> The world is so not ready for the impact of LLMs on security issues.
I agree, but it's the people I'm worried about.
I'm hearing anecdotes from all over about devs pushing LLM-generated code changes into production without retaining any knowledge of what it is they're pushing. The changes compound, their understanding of the codebase diminishes, and so the actions become risker.
What's worse is a lot of this behavior is being driven by leaders, whether directly (e.g. unrealistic velocity goals, promoting people based on hand-wavy "use AI" initiatives, etc) or indirectly (e.g. layoffs overloading remaining devs, putting inexperienced devs in senior rolls, etc).
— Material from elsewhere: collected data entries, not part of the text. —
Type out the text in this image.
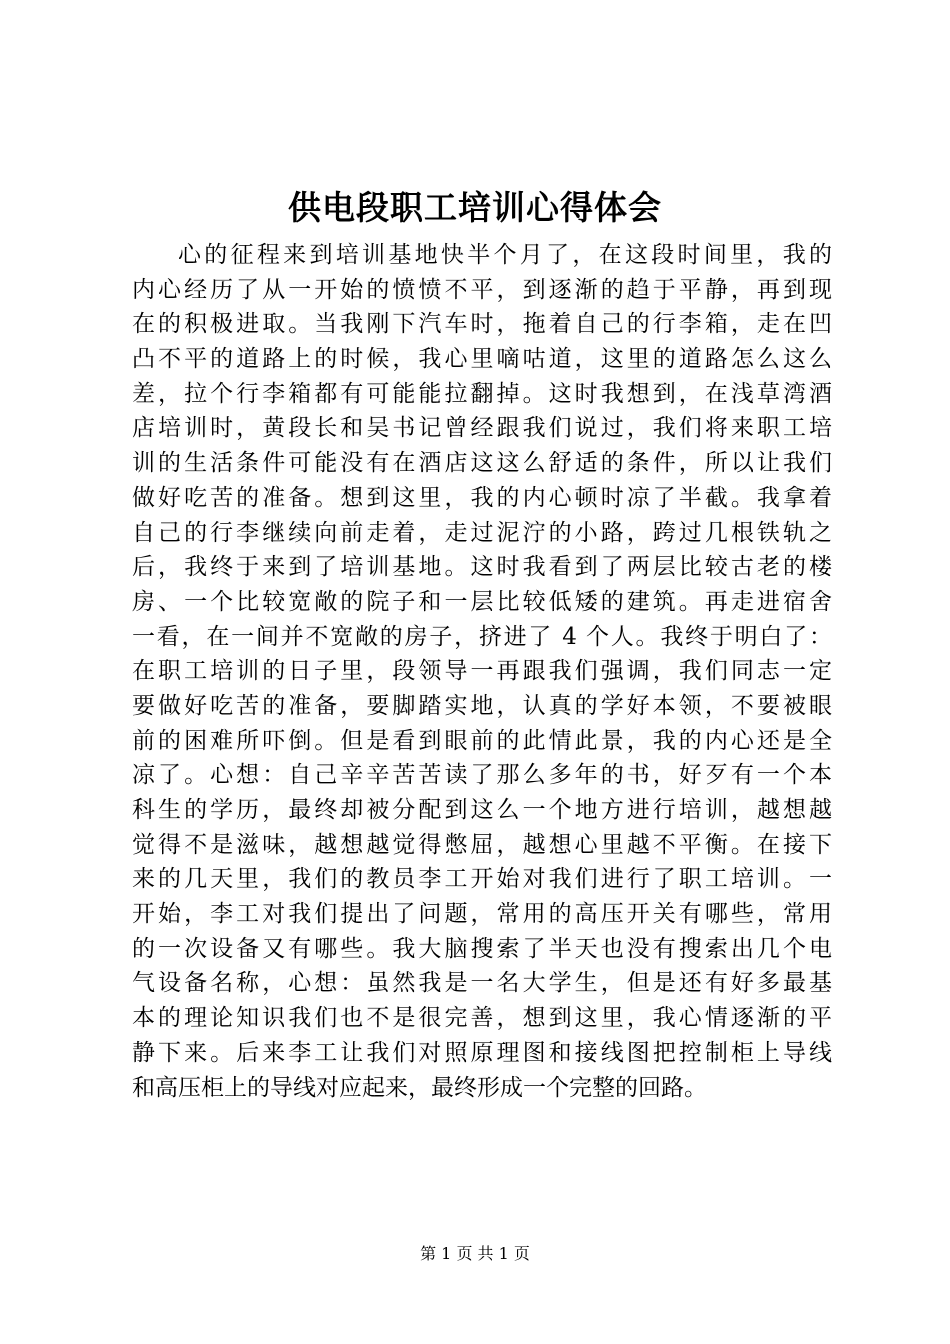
供电段职工培训心得体会
心的征程来到培训基地快半个月了，在这段时间里，我的
内心经历了从一开始的愤愤不平，到逐渐的趋于平静，再到现
在的积极进取。当我刚下汽车时，拖着自己的行李箱，走在凹
凸不平的道路上的时候，我心里嘀咕道，这里的道路怎么这么
差，拉个行李箱都有可能能拉翻掉。这时我想到，在浅草湾酒
店培训时，黄段长和吴书记曾经跟我们说过，我们将来职工培
训的生活条件可能没有在酒店这这么舒适的条件，所以让我们
做好吃苦的准备。想到这里，我的内心顿时凉了半截。我拿着
自己的行李继续向前走着，走过泥泞的小路，跨过几根铁轨之
后，我终于来到了培训基地。这时我看到了两层比较古老的楼
房、一个比较宽敞的院子和一层比较低矮的建筑。再走进宿舍
一看，在一间并不宽敞的房子，挤进了 4 个人。我终于明白了：
在职工培训的日子里，段领导一再跟我们强调，我们同志一定
要做好吃苦的准备，要脚踏实地，认真的学好本领，不要被眼
前的困难所吓倒。但是看到眼前的此情此景，我的内心还是全
凉了。心想：自己辛辛苦苦读了那么多年的书，好歹有一个本
科生的学历，最终却被分配到这么一个地方进行培训，越想越
觉得不是滋味，越想越觉得憋屈，越想心里越不平衡。在接下
来的几天里，我们的教员李工开始对我们进行了职工培训。一
开始，李工对我们提出了问题，常用的高压开关有哪些，常用
的一次设备又有哪些。我大脑搜索了半天也没有搜索出几个电
气设备名称，心想：虽然我是一名大学生，但是还有好多最基
本的理论知识我们也不是很完善，想到这里，我心情逐渐的平
静下来。后来李工让我们对照原理图和接线图把控制柜上导线
和高压柜上的导线对应起来，最终形成一个完整的回路。
第 1 页 共 1 页
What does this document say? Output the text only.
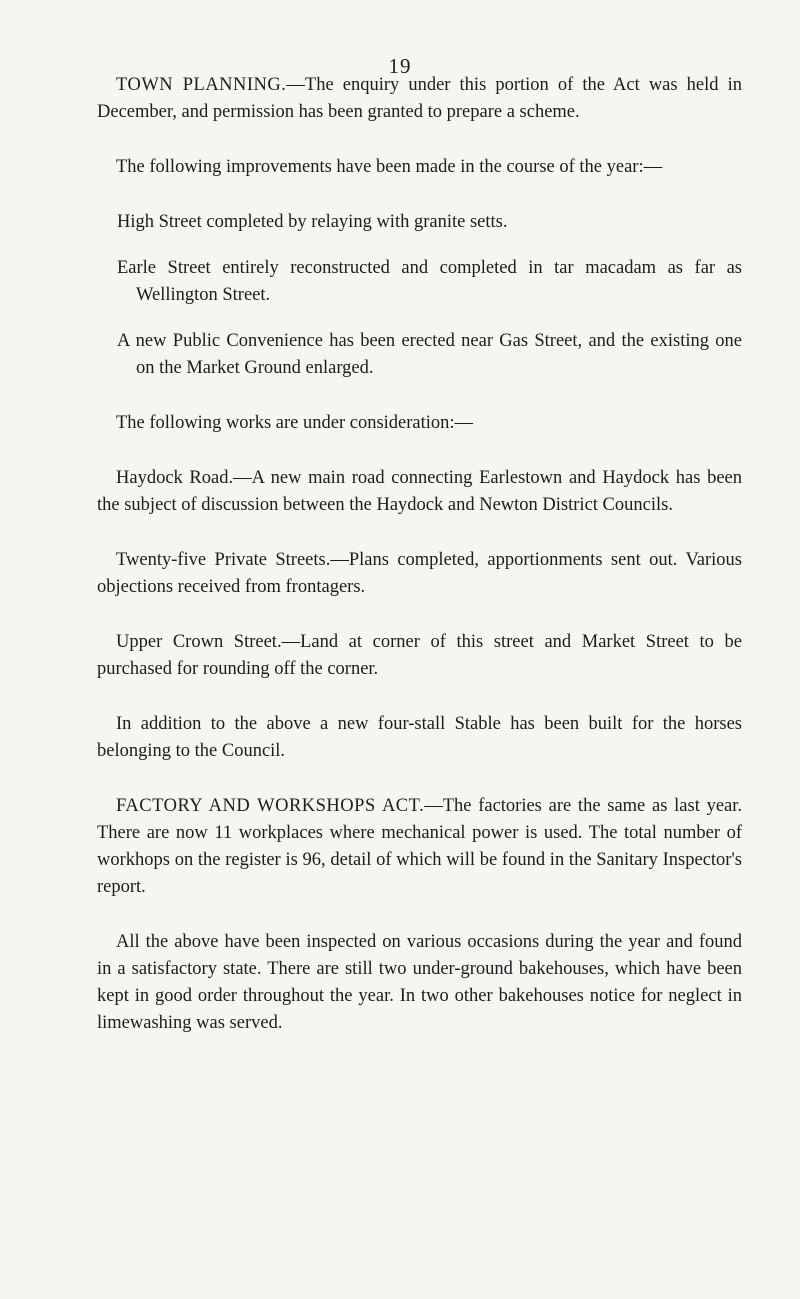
19

TOWN PLANNING.—The enquiry under this portion of the Act was held in December, and permission has been granted to prepare a scheme.

The following improvements have been made in the course of the year:—

High Street completed by relaying with granite setts.

Earle Street entirely reconstructed and completed in tar macadam as far as Wellington Street.

A new Public Convenience has been erected near Gas Street, and the existing one on the Market Ground enlarged.

The following works are under consideration:—

Haydock Road.—A new main road connecting Earlestown and Haydock has been the subject of discussion between the Haydock and Newton District Councils.

Twenty-five Private Streets.—Plans completed, apportionments sent out. Various objections received from frontagers.

Upper Crown Street.—Land at corner of this street and Market Street to be purchased for rounding off the corner.

In addition to the above a new four-stall Stable has been built for the horses belonging to the Council.

FACTORY AND WORKSHOPS ACT.—The factories are the same as last year. There are now 11 workplaces where mechanical power is used. The total number of workhops on the register is 96, detail of which will be found in the Sanitary Inspector's report.

All the above have been inspected on various occasions during the year and found in a satisfactory state. There are still two under-ground bakehouses, which have been kept in good order throughout the year. In two other bakehouses notice for neglect in limewashing was served.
The world's gone mad and large swaths of the industry seem hellbent on rediscovering the security basics the hard way.
>I'm hearing anecdotes from all over about devs pushing LLM-generated code changes into production without retaining any knowledge of what it is they're pushing. The changes compound, their understanding of the codebase diminishes, and so the actions become risker.
No anecdotes needed, it's entirely happening.
But it's also devs, being devs.
> I'm hearing anecdotes from all over about devs pushing LLM-generated code changes into production without retaining any knowledge of what it is they're pushing. The changes compound, their understanding of the codebase diminishes, and so the actions become riskier.
I don’t think so.
An LLM can produce higher-quality documentation than most humans. If it's not already happening, when a new developer joins a team, they're going to have an LLM produce any documentation a new developer needs, including why certain decisions were made.
It could also summarize years of email threads and code reviews that, let's face it, a new person wouldn’t be able to ingest anyway; it's not like a new developer gets to take a week off to get caught up on everything that happened before they got there. English not their first language? Well, the LLM can present the information in virtually any language required.
As the models continue to improve, they'll spot patterns in the code that a human wouldn’t be able to see.
is this exciting?
juniors have been writing code forever that is imperfect and not memorized by the people reviewing
isnt the important thing the mechanisms for maintaining the code?
The gamble is that you can cruise on the senior engineer’s diminishing understanding for a few years until models become good enough that you don’t need any humans in the loop and you can fire all those expensive seniors.